Tokenization can also achieve democratization of returns. Some investments yield much higher returns than others, but often only large investors can participate. One reason is the existence of legal, operational, and bureaucratic "frictions." Tokenization can strip away these barriers, allowing more people to access high-yield areas.

However, Fink also candidly pointed out that the widespread adoption of tokenization still faces a key technological and regulatory challenge. "One day in the future, I believe tokenized funds will become as common in investors' portfolios as ETFs—but only if we can overcome a key issue: identity verification."

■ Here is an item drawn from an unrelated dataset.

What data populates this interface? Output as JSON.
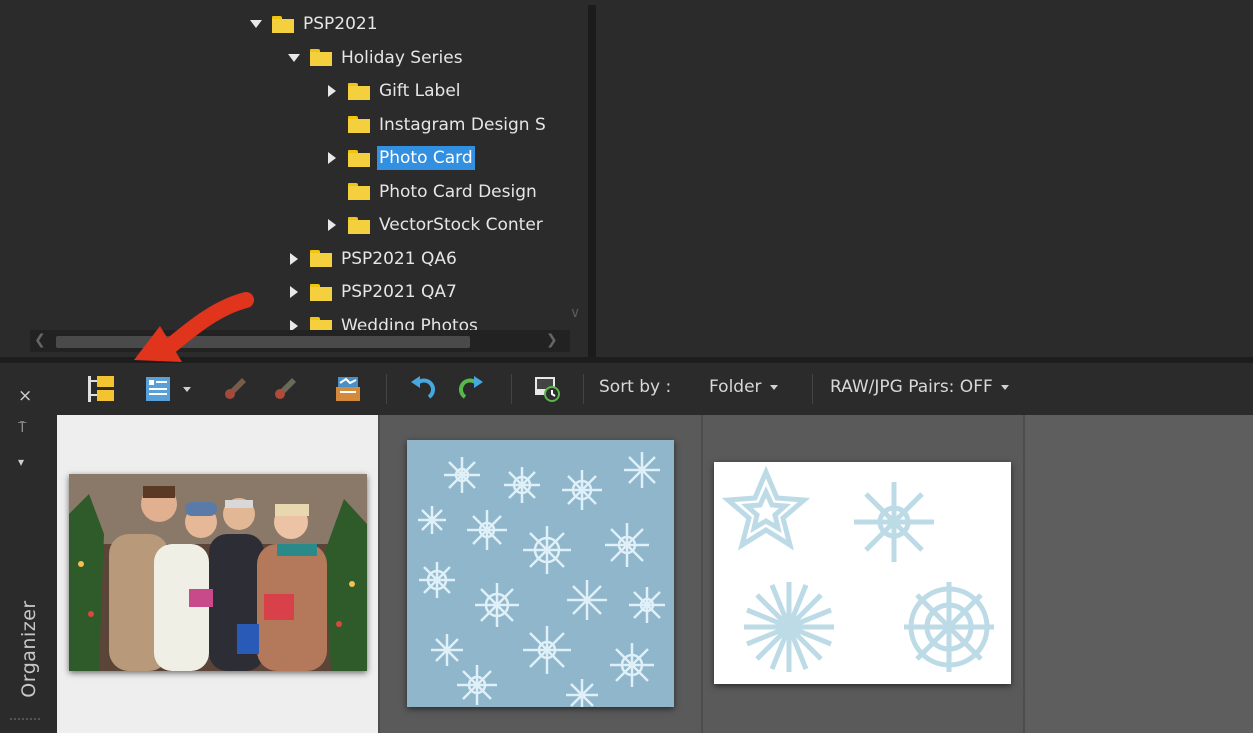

He stated that financial transactions require strict identity verification. Apple Pay and credit cards can seamlessly complete billions of identity verifications daily. Trading platforms like the New York Stock Exchange (NYSE) and MarketAxess can also do this when buying and selling securities. But tokenized assets will no longer go through these traditional channels, so we need a brand new digital identity verification system.

"It sounds complex, but the most populous country in the world—India—has already achieved this goal. Today, over 90% of Indians can securely complete transaction verifications via smartphones."

In this annual letter, Fink also reviewed the historical development of capital markets, highlighting their important role in promoting social prosperity and helping individuals accumulate wealth through investment. He mentioned that further financial innovation is still needed to bridge the gap between public and private markets and emphasized the importance of expanding investment opportunities, especially allowing small and medium investors to participate in asset classes that were previously only open to the wealthiest.

Although he acknowledged the widespread economic anxiety currently present, Fink still sought to reassure investors, stating that such periods are not new—just as in historical situations, relying on human resilience and the power of capital markets, the economy will eventually stabilize.

Overall, Larry Fink's annual letter to investors warns of the risks to the dollar's global reserve status and serves as a prediction about the future of finance. From the tokenization reshaping capital markets to the breakthroughs needed in digital identity systems, Fink reveals the irrationalities of the existing system and points to new directions that technological and institutional innovations may bring.